Rex Stout Fullscreen Red box (1937)

Pause

“Uh-huh.

And you were calling this guy Jerry and trying to smuggle him out.

Where to?

How would you like to come down and look over some umbrellas yourself?”

That disgusted me.

I wasn't any too pleased anyhow, letting go of Gebert.

I said,

“Poop and pooh.

Both for you.

You sound like a flatfoot catching kids playing wall ball.

Maybe I wanted the glory of taking him to headquarters myself.

Or maybe I wanted to help him escape from the country by putting him on a subway for Brooklyn, where I believe you live.

You've got him, haven't you, with a handle I gave you to hold him by?

Poops and poohs for all of youse.

It's past my bedtime.”

I strode through the cordon, brushing them aside like flies, went to the roadster and got in, backed out through the gate, circling into the road and missing the fender of the troopers' chariot by an inch, and rolled off along the ruts and bumps.

I was so disgruntled with the complexion of things that I beat my former time between Brewster and 35th Street by two minutes.

Of course I found the house dark and quiet.

There was no note from Wolfe on my desk.

Upstairs, in my room, whither I carried the glass of milk I had got in the kitchen, the pilot light was a red spot on the wall, showing that Wolfe had turned on his switch so that if anyone disturbed one of his windows or stepped in the hall within eight feet of his door, a gong under my bed would start a hullabaloo that would wake even me.

I hit the hay at 2:19.

Chapter Fourteen

I swiveled my chair to face Wolfe.

“Oh, yes, I forgot to tell you.

This may strike a chord.

That lawyer Collinger said that they are proceeding with McNair's remains as instructed in his wilt Services are being held at nine o'clock this evening at the Belford Memorial Chapel on 73rd Street, and tomorrow he'll be cremated and the ashes sent to his sister in Scotland. Collinger seems to think that naturally the executor of McNair's estate will attend the services. Will we go in the sedan?”

Wolfe murmured,

“Puerile.

You are no better than a gadfly.

You may represent me at the Belford Memorial Chapel.”

He shuddered.

“Black and white.

Dreary and hushed obeisance to the grisly terror.

His murderer will be there.

Confound it, don't badger me.”

He resumed with the atlas, doing the double page spread of Arabia.

It was noon Friday.

I had had less than six hours' sleep, having held my levee at eight in order to be ready, without skimping breakfast, to report to Wolfe at nine o'clock in the plant rooms.

He had asked me first off if I had got the red box, and beyond that had listened with his back as he examined a bench of cattleya seedlings.

The news about Gebert appeared to bore him, and he could always carry that off without my being able to tell whether it was a pose or on the level.

When I reminded him that Collinger was due at ten to discuss the will and the estate, and asked if there were any special instructions, he merely shook his head without bothering to turn around.

I left him and went down to the kitchen and ate a couple more pancakes so as to keep from taking a nap.

Fritz was friendly again, forgiving and forgetting that I had jerked Wolfe back from the brink of the Wednesday relapse.

He never toted a grudge.

Around 9:30 Fred Durkin phoned from Brewster.

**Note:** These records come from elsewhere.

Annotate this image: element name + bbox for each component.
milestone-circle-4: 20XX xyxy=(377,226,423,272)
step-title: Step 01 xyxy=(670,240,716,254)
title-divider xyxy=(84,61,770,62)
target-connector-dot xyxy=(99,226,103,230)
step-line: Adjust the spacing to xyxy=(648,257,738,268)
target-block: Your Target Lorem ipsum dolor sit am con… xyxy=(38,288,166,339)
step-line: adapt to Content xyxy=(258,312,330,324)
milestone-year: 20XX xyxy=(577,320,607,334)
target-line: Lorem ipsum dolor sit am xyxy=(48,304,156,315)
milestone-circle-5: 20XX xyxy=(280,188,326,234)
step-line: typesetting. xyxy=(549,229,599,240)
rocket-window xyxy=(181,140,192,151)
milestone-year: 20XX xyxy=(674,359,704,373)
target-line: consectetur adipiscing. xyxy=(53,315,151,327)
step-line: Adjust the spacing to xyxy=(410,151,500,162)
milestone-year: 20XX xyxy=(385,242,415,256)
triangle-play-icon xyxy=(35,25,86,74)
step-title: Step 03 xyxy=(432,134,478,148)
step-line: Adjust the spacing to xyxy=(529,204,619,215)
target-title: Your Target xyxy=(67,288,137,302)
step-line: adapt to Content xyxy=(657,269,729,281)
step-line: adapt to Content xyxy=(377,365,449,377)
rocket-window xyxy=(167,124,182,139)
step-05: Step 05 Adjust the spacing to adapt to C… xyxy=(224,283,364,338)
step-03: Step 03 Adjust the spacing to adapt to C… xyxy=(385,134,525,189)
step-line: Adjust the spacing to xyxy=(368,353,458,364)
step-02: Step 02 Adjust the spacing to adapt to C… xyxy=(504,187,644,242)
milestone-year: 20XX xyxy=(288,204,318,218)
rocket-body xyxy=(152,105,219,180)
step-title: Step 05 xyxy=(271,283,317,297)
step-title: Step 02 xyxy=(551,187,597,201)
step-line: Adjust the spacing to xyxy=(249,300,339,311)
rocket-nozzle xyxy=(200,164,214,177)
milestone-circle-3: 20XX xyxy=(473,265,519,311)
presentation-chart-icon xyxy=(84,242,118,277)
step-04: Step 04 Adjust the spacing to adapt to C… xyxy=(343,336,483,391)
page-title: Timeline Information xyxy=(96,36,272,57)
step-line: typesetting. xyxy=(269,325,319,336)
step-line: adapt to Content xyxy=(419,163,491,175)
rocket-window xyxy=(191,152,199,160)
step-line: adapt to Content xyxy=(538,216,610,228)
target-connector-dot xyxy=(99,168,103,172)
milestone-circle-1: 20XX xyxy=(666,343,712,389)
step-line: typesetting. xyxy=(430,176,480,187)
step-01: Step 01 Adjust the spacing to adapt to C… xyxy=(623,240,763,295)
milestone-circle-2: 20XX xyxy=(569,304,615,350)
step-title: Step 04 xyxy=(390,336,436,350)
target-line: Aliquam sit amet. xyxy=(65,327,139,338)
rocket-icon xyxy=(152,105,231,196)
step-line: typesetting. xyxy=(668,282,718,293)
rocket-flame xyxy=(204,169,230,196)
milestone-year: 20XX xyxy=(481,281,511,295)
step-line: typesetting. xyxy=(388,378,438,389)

After my departure from Glennanne the night before the invaders had soon left, and our trio had had a restful night, but they had barely finished their stag breakfast when dicks and troopers had appeared again, armed with papers.

I told Fred to tell Saul to keep an eye on the furniture and other portable objects.

At ten o'clock Henry H.

Barber, our lawyer, came, and a little later Collinger.

I sat and listened to a lot of guff about probate and surrogate and so forth, and went upstairs and got Wolfe's signature to some papers, and did some typing for them.